A Haunted Coat from a “Misfit Clothier:” 1898

A gentleman's cutaway coat. From morningdressguide.com

A gentleman’s cutaway coat.
From morningdressguide.com

A HAUNTED COAT.

Curious Experience of the Original “Misfit Clothier.” 

Denis Shea, the well-known clothier, died at his residence on Washington Heights. After trying his hand at various occupations, he finally embarked in the misfit clothing business. His place on Broome Street is known all over the country—its unique feature being that most of the goods came from the shops of the fine merchant tailors of New York and other large cities. Of this branch of the business Mr. Shea was the originator, and enjoyed practically a monopoly.

  The notion which led to the establishment of the misfit clothing business originated in Mr. Shea’s brain when he worked in a fashionable tailor shop in Fifth Avenue nearly forty years ago. Clothes that did not fit or were never called for he saw lying around the place or packed away to be sold eventually for a song. The fact that the garments were of the highest grade of material and workmanship and that, nevertheless, they brought smaller prices than ordinary ready-made clothes, struck the young man forcibly. He accumulated a little money, and with this as a basis decided to set up in business.

  Mr. Shea used to tell of a peculiar experience he once had in the matter of a cutaway coat. It had come from a Fifth Avenue shop, along with several other garments that had been refused or left uncalled for, and it was sold to a regular customer, who approved it as an admirable fit. A week after the purchase the customer came to see Mr. Shea.

“There’s something the matter with that coat, Shea.”

“It looked to fit you very nicely,” said the dealer. “What seems to be wrong?”

“Nothing that I can explain.
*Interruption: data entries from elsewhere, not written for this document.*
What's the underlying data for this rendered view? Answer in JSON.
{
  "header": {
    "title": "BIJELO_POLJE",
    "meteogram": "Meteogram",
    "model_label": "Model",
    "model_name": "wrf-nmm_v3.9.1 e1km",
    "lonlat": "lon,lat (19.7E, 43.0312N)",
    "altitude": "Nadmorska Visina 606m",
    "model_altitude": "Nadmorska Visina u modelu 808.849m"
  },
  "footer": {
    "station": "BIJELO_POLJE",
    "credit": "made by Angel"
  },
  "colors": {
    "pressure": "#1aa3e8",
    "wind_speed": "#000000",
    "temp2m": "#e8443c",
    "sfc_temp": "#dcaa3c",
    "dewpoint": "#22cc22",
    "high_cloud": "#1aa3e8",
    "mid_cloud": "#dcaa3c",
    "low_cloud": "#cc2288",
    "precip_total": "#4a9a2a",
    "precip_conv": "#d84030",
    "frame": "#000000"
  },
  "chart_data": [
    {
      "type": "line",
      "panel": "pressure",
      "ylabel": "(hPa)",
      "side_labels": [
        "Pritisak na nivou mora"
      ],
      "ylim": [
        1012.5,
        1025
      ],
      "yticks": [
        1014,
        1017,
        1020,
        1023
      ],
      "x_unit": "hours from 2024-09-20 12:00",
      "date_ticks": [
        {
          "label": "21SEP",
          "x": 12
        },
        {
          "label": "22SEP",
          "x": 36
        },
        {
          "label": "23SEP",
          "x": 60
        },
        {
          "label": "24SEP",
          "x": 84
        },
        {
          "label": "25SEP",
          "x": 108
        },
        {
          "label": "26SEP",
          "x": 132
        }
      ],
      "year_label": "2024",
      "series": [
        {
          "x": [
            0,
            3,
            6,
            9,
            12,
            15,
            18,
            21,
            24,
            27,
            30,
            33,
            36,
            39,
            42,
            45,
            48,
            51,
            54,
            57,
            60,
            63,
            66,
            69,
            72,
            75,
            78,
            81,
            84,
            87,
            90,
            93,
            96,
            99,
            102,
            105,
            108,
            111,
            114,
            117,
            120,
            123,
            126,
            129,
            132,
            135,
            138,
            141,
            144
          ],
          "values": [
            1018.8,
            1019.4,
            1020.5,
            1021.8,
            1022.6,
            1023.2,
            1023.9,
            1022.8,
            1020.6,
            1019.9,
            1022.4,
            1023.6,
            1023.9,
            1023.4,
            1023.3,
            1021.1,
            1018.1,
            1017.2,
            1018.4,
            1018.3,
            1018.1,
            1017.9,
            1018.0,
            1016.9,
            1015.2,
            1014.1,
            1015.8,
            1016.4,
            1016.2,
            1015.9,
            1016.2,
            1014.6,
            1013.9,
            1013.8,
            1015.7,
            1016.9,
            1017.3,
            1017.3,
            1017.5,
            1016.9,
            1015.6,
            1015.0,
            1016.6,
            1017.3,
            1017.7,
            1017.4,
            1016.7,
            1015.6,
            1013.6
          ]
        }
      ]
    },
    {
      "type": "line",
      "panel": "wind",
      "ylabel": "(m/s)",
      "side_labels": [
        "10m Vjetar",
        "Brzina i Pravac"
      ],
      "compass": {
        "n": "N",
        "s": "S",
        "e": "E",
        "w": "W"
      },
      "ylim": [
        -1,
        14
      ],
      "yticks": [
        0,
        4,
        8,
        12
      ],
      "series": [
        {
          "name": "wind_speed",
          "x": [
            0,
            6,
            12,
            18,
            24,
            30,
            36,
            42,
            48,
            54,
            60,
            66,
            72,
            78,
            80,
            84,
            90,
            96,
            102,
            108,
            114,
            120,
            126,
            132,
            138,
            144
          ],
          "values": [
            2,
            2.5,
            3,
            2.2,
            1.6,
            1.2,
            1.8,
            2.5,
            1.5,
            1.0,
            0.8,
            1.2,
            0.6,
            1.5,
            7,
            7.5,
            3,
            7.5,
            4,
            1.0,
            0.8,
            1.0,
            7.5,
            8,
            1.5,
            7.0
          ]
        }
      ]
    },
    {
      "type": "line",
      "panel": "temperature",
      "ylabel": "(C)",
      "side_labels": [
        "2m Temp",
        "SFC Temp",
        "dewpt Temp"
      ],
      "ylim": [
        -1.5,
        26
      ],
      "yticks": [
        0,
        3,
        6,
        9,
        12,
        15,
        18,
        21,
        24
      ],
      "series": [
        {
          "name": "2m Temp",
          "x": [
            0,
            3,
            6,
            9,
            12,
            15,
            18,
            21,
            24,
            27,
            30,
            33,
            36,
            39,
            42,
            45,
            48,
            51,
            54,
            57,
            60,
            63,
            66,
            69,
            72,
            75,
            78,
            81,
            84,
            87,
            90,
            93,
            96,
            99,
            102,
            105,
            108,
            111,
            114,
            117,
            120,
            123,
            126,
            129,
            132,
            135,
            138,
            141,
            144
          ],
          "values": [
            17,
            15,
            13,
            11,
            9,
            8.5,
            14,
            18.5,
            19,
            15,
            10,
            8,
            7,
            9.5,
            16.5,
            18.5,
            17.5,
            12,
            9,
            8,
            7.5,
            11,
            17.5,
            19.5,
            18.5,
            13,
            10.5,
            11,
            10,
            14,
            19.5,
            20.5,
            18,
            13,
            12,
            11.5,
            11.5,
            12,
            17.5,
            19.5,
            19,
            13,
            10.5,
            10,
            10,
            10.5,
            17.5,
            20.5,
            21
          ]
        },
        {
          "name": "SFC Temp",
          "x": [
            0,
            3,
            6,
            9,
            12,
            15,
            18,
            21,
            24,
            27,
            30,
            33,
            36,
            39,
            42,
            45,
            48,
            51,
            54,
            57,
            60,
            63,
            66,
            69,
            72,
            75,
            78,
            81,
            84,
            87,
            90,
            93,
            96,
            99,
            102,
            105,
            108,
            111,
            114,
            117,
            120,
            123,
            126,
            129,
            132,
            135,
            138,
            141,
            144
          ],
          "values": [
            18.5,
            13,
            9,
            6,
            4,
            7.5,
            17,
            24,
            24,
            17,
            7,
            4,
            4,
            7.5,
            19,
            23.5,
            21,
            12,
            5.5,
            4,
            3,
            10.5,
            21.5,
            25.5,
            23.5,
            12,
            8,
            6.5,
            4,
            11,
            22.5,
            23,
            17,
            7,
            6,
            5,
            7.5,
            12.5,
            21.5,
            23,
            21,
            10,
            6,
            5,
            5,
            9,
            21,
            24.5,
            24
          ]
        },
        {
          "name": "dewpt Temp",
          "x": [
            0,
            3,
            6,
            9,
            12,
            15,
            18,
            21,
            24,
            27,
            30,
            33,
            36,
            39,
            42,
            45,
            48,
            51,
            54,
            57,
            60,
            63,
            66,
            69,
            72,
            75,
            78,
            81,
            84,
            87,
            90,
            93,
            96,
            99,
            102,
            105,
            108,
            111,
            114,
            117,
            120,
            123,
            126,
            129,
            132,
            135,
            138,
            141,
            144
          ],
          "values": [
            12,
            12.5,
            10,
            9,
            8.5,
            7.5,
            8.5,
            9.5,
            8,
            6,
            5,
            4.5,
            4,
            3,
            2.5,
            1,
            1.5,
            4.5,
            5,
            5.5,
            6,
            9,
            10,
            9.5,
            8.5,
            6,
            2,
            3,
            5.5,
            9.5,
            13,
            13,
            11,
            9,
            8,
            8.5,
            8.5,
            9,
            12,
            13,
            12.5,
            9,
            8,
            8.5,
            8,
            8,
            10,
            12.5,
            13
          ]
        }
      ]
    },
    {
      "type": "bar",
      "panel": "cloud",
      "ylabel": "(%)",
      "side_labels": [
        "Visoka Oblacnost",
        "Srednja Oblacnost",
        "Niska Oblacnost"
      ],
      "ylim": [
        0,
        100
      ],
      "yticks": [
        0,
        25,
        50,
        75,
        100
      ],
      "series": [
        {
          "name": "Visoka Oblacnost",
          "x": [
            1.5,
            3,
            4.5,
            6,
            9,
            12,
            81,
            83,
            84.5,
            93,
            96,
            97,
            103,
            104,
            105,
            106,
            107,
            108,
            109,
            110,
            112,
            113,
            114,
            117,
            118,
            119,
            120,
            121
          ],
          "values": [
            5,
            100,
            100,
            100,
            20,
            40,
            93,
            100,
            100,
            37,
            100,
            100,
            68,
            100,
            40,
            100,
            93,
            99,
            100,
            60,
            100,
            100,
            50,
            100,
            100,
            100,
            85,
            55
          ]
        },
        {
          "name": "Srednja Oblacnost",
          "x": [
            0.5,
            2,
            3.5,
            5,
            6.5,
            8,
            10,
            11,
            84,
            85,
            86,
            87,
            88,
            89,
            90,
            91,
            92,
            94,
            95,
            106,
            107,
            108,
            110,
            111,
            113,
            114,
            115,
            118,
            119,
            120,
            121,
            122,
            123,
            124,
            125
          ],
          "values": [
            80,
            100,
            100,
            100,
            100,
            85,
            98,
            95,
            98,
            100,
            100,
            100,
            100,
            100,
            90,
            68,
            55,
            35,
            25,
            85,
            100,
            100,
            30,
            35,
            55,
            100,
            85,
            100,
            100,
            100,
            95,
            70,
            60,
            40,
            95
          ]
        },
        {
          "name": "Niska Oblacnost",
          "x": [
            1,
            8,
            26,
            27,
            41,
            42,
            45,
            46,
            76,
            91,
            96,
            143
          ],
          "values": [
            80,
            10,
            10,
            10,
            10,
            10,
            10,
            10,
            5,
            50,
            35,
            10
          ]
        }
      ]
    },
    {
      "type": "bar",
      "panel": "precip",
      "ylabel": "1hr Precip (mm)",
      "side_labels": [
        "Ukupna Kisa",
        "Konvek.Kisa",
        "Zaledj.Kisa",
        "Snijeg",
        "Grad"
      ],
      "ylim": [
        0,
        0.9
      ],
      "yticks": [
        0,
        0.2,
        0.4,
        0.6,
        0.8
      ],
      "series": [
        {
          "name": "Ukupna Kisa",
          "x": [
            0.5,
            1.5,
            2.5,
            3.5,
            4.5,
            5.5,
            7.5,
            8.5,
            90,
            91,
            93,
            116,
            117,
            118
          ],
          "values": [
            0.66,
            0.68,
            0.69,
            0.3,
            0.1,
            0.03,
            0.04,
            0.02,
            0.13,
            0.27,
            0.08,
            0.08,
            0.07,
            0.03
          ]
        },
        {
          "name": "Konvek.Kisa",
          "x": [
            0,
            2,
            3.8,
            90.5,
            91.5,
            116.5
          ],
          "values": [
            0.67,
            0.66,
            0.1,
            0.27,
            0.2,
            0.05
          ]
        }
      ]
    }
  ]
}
It’s a first-class fit, but it doesn’t feel comfortable. No; I don’t mean that it binds or pinches me anywhere. It isn’t that kind of uncomfortable. It’s a sort of nervous feeling as if I didn’t have any right to the coat. It couldn’t have been a stolen garment, could it, that got in here by mistake?”

“Not possible. Came direct from ____’s.”

“Well, just for the curiosity, I’d like to have you find out for whom it was made, and why it wasn’t accepted. I’m sure there’s something queer about it.”

Having occasion to go to _______’s on the following day, Mr. Shea made inquiries about the coat.

“Oh, that was made for Mr. J_____,” said the tailor. “Killed in the big railroad accident in Buffalo the other day. That’s how you came to get that, and a particularly fine garment it is, too.”

“Yes,” said Mr. Shea, “so it is. A particularly fine coat.”

A week later the purchaser of the coat brought it to the shop.

“Give me any price you like for it,” he said. “I wouldn’t put it on again for $1,000.”

“What’s wrong with it?” asked the dealer.

“Well, Shea, you can laugh at me if you want to, but that coat’s haunted.”

“Did you ever see J______, the well-known lawyer?”

“No, but I’ve heard of him often. Let me tell you about the coat. Yesterday evening I wore it, and I felt all through the evening as if somebody were trying to get it away from me. After I went to bed something came into the room and put on that coat. When I jumped out of bed the figure vanished away, and left the coat in a heap on the floor. The figure was that of an elderly man with a white mustache.”

“Very curious,” said Shea. “If I were superstitious I should say that you had seen the ghost of J________. Who was killed in a railroad collision last week. As it is, I’ll take back the coat—yes, it was J_______ that it was made for—and give you another one for it.”

The coat was afterward sold to a Western man, who never reported any peculiarities connected with it.

In his business Mr. Shea became widely known and was often asked to go in to politics, but he steadfastly refused, saying that his business gave him all the exercise he needed. He died possessed of considerable property. New York Sun.

Alden [IA] Times 21 October 1898: p. 4

Mrs Daffodil’s Aide-memoire:  Mrs Daffodil regrets that the dreaded Dash of Anonymity precludes her from giving the particulars of J___’s death in the big railway accident near Buffalo.  However, she has heard other stories of haunted clothing: a black velvet jacket that choked the actress whose costume it was; a Civil War re-enactor’s shirt which became mysteriously soaked with blood whenever he wore it into “battle.”  An elaborate shawl haunted by the sinister spirit of the former femme fatale owner. Mrs Daffodil once knew a woman who ran a vintage clothing shop. She told how a woman tried on a white cotton blouse c. 1910 and seemed to go into a trance, describing a festive summer picnic by a lake as if she was actually there. And Mrs Daffodil has previously posted the story of the ghost who ordered a hat.